Strength in Places Fund panel chair, Dame Kate Barker, said: "The Strength in Places panel was pleased to recommend this bid for early-stage funding. It provides evidence of excellent research that meets business need and great potential for collaboration, by bringing together a consortia to contribute to increased growth and productivity in areas of local economic activity."
Notes to editors:
The bid partners
The project is led by the Kent Surrey Sussex Academic Health Science Network, in partnership with business (Pfizer, LGC and Discovery Park Limited) and University of Kent.
It is supported by a wider stakeholder network, including Mylan, Canterbury Christ Church University, Biogateway (a life science industries association), BioCity, East Kent University Hospitals NHS Foundation Trust, Kent County Council and the South East LEP and (beyond Kent) General Assembly and TechNation.
UK Research and Innovation
UK Research and Innovation works in partnership with universities, research organisations, businesses, charities, and government to create the best possible environment for research and innovation to flourish.
It aims to maximise the contribution of each of our component parts, working individually and collectively.
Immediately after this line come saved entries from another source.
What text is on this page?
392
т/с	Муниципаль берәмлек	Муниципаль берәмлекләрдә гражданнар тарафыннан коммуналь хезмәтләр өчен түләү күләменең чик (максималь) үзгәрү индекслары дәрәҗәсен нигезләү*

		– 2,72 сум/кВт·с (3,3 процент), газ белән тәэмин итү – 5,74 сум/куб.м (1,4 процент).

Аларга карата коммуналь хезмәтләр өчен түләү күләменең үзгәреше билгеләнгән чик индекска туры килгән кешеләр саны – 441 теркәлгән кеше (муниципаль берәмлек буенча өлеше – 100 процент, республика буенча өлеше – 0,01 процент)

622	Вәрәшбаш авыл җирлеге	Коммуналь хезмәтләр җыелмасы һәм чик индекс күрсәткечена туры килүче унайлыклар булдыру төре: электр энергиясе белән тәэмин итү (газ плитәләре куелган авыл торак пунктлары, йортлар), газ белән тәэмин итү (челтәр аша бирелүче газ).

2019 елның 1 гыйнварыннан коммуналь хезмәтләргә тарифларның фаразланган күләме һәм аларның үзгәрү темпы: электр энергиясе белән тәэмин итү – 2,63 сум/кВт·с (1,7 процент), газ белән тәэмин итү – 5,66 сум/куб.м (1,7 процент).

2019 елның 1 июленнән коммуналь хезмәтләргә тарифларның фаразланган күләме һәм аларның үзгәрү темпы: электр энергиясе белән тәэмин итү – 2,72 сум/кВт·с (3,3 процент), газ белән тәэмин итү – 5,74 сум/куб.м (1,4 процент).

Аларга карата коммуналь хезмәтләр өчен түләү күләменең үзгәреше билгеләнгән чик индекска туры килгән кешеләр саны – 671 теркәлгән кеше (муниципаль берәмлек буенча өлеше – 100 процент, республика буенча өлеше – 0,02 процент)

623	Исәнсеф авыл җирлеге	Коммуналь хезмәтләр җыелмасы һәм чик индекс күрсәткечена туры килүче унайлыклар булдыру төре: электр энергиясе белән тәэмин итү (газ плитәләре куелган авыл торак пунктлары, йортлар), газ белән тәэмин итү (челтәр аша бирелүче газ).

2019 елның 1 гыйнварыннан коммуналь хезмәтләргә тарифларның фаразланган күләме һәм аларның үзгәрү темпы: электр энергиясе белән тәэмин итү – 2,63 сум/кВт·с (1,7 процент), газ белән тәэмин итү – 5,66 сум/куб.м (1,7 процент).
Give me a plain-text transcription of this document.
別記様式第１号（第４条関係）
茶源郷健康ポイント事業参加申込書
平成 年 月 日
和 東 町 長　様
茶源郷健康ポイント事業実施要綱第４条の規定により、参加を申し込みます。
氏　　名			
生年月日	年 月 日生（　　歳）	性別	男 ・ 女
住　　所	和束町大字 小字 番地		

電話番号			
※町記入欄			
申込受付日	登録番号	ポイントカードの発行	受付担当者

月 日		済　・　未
It work with its many partners to benefit everyone through knowledge, talent and ideas.
Operating across the whole of the UK with a combined budget of more than £7 billion, UK Research and Innovation brings together the seven research councils, Innovate UK and Research England. www.ukri.org
The Strength in Places Fund
Led by UK Research and Innovation, Strength in Places Fund (SIPF) is a competitive funding scheme that takes a place-based approach to research and innovation funding, to support significant local economic growth.